Tratamento para Esofagite Severa e Metaplasia Intestinal Resistentes ao Omeprazol
Para pacientes com esofagite severa e metaplasia intestinal que não responderam ao omeprazol em dose padrão, recomenda-se aumentar para lansoprazol 30mg duas vezes ao dia, associado a encaminhamento para avaliação endoscópica terapêutica em centro especializado. 1
Avaliação da Situação Atual
Seu caso apresenta:
- Esofagite severa (classificação Los Angeles A1-A2) confirmada por endoscopia
- Metaplasia intestinal gástrica documentada em biópsia
- Gastrite crônica inativa
- H. pylori negativo
- Falha terapêutica com omeprazol em dose padrão por períodos de 1 e 2 meses
Plano Terapêutico Recomendado
1. Otimização da Terapia com Inibidor de Bomba de Prótons (IBP)
- Troca de medicamento: Substituir omeprazol por lansoprazol 30mg
- Posologia: Administrar duas vezes ao dia (manhã e noite), 30-60 minutos antes das refeições
- Justificativa: Estudos clínicos demonstram que lansoprazol 30mg é significativamente mais eficaz que ranitidina e placebo no tratamento de esofagite erosiva, com taxas de cura de 83,7% em 8 semanas, mesmo em pacientes que não responderam a outros antagonistas H2 1
2. Avaliação Especializada e Vigilância
- Encaminhamento: Consulta com gastroenterologista especializado em terapia endoscópica de Barrett (BET)
- Nova endoscopia: Em 8-12 semanas após início do tratamento otimizado para avaliar resposta
- Biópsia de controle: Avaliar a persistência da metaplasia intestinal
3. Considerações sobre a Metaplasia Intestinal
- A metaplasia intestinal gástrica requer vigilância endoscópica regular, especialmente quando associada a fatores de risco 2
- A presença de metaplasia intestinal sem displasia não requer ablação terapêutica imediata, mas vigilância 2
- O intervalo de vigilância recomendado é de 3 anos para metaplasia intestinal sem displasia 2
Justificativa Baseada em Evidências
Para esofagite severa resistente ao omeprazol:
Para metaplasia intestinal:
- A metaplasia intestinal é um biomarcador de lesão gástrica prévia e reparo, potencialmente reversível 4
- A metaplasia intestinal do cárdia (sem epitélio colunar residual no esôfago tubular) não justifica terapia de ablação adicional 2
- O uso prolongado de omeprazol (5-8 anos) não demonstrou aumento de risco de atrofia gástrica, metaplasia intestinal ou alterações neoplásicas 5
Cuidados e Considerações Importantes
- Duração do tratamento: O lansoprazol deve ser mantido por pelo menos 8 semanas para avaliar resposta completa
- Vigilância a longo prazo: A metaplasia intestinal requer acompanhamento endoscópico periódico, mesmo após resolução dos sintomas
- Modificações no estilo de vida:
- Evitar refeições grandes antes de deitar
- Elevar a cabeceira da cama (15-20cm)
- Evitar alimentos que pioram os sintomas (café, álcool, alimentos gordurosos, cítricos)

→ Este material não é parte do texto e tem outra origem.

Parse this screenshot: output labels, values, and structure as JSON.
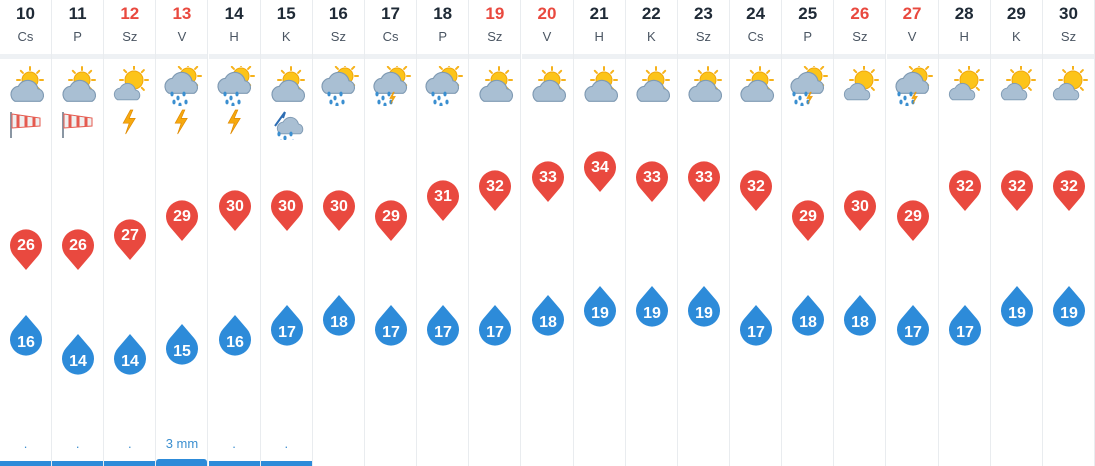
{
  "colors": {
    "max": "#e9493f",
    "min": "#2d8bd9",
    "weekend": "#e9493f",
    "precip": "#3b8fd0"
  },
  "scale": {
    "top_temp": 34,
    "top_y": 166,
    "bottom_temp": 14,
    "bottom_y": 360
  },
  "days": [
    {
      "num": "10",
      "letter": "Cs",
      "weekend": false,
      "icon": "partly-cloudy-icon",
      "extra": "windsock-icon",
      "max": 26,
      "min": 16,
      "precip": ".",
      "bar": true
    },
    {
      "num": "11",
      "letter": "P",
      "weekend": false,
      "icon": "partly-cloudy-icon",
      "extra": "windsock-icon",
      "max": 26,
      "min": 14,
      "precip": ".",
      "bar": true
    },
    {
      "num": "12",
      "letter": "Sz",
      "weekend": true,
      "icon": "sunny-cloud-icon",
      "extra": "lightning-icon",
      "max": 27,
      "min": 14,
      "precip": ".",
      "bar": true
    },
    {
      "num": "13",
      "letter": "V",
      "weekend": true,
      "icon": "rain-sun-cloud-icon",
      "extra": "lightning-icon",
      "max": 29,
      "min": 15,
      "precip": "3 mm",
      "bar": true,
      "thick": true
    },
    {
      "num": "14",
      "letter": "H",
      "weekend": false,
      "icon": "rain-sun-cloud-icon",
      "extra": "lightning-icon",
      "max": 30,
      "min": 16,
      "precip": ".",
      "bar": true
    },
    {
      "num": "15",
      "letter": "K",
      "weekend": false,
      "icon": "partly-cloudy-icon",
      "extra": "hail-storm-icon",
      "max": 30,
      "min": 17,
      "precip": ".",
      "bar": true
    },
    {
      "num": "16",
      "letter": "Sz",
      "weekend": false,
      "icon": "rain-sun-cloud-icon",
      "extra": "",
      "max": 30,
      "min": 18,
      "precip": "",
      "bar": false
    },
    {
      "num": "17",
      "letter": "Cs",
      "weekend": false,
      "icon": "thunder-rain-icon",
      "extra": "",
      "max": 29,
      "min": 17,
      "precip": "",
      "bar": false
    },
    {
      "num": "18",
      "letter": "P",
      "weekend": false,
      "icon": "rain-sun-cloud-icon",
      "extra": "",
      "max": 31,
      "min": 17,
      "precip": "",
      "bar": false
    },
    {
      "num": "19",
      "letter": "Sz",
      "weekend": true,
      "icon": "partly-cloudy-icon",
      "extra": "",
      "max": 32,
      "min": 17,
      "precip": "",
      "bar": false
    },
    {
      "num": "20",
      "letter": "V",
      "weekend": true,
      "icon": "partly-cloudy-icon",
      "extra": "",
      "max": 33,
      "min": 18,
      "precip": "",
      "bar": false
    },
    {
      "num": "21",
      "letter": "H",
      "weekend": false,
      "icon": "partly-cloudy-icon",
      "extra": "",
      "max": 34,
      "min": 19,
      "precip": "",
      "bar": false
    },
    {
      "num": "22",
      "letter": "K",
      "weekend": false,
      "icon": "partly-cloudy-icon",
      "extra": "",
      "max": 33,
      "min": 19,
      "precip": "",
      "bar": false
    },
    {
      "num": "23",
      "letter": "Sz",
      "weekend": false,
      "icon": "partly-cloudy-icon",
      "extra": "",
      "max": 33,
      "min": 19,
      "precip": "",
      "bar": false
    },
    {
      "num": "24",
      "letter": "Cs",
      "weekend": false,
      "icon": "partly-cloudy-icon",
      "extra": "",
      "max": 32,
      "min": 17,
      "precip": "",
      "bar": false
    },
    {
      "num": "25",
      "letter": "P",
      "weekend": false,
      "icon": "thunder-rain-icon",
      "extra": "",
      "max": 29,
      "min": 18,
      "precip": "",
      "bar": false
    },
    {
      "num": "26",
      "letter": "Sz",
      "weekend": true,
      "icon": "sunny-cloud-icon",
      "extra": "",
      "max": 30,
      "min": 18,
      "precip": "",
      "bar": false
    },
    {
      "num": "27",
      "letter": "V",
      "weekend": true,
      "icon": "thunder-rain-icon",
      "extra": "",
      "max": 29,
      "min": 17,
      "precip": "",
      "bar": false
    },
    {
      "num": "28",
      "letter": "H",
      "weekend": false,
      "icon": "sunny-cloud-icon",
      "extra": "",
      "max": 32,
      "min": 17,
      "precip": "",
      "bar": false
    },
    {
      "num": "29",
      "letter": "K",
      "weekend": false,
      "icon": "sunny-cloud-icon",
      "extra": "",
      "max": 32,
      "min": 19,
      "precip": "",
      "bar": false
    },
    {
      "num": "30",
      "letter": "Sz",
      "weekend": false,
      "icon": "sunny-cloud-icon",
      "extra": "",
      "max": 32,
      "min": 19,
      "precip": "",
      "bar": false
    }
  ]
}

- Perda de peso se houver sobrepeso/obesidade
Pitfalls e Armadilhas a Evitar
Não confundir metaplasia intestinal gástrica com Esôfago de Barrett:
- São condições distintas com abordagens diferentes
- A metaplasia intestinal gástrica não requer ablação endoscópica, diferente do Esôfago de Barrett com displasia 2
Não subestimar a esofagite severa:
- A esofagite não tratada adequadamente pode levar a complicações como estenose esofágica
- A persistência de sintomas apesar do tratamento com IBP pode indicar necessidade de investigação adicional (pH-metria, manometria)
Não interromper o tratamento precocemente:
- Mesmo com melhora dos sintomas, o tratamento deve ser mantido pelo período recomendado para permitir cicatrização completa da mucosa
Em resumo, sua condição requer uma abordagem mais agressiva com lansoprazol 30mg duas vezes ao dia, seguida de reavaliação endoscópica em 8-12 semanas. A metaplasia intestinal necessita de vigilância periódica, mas não representa risco imediato se não houver displasia associada.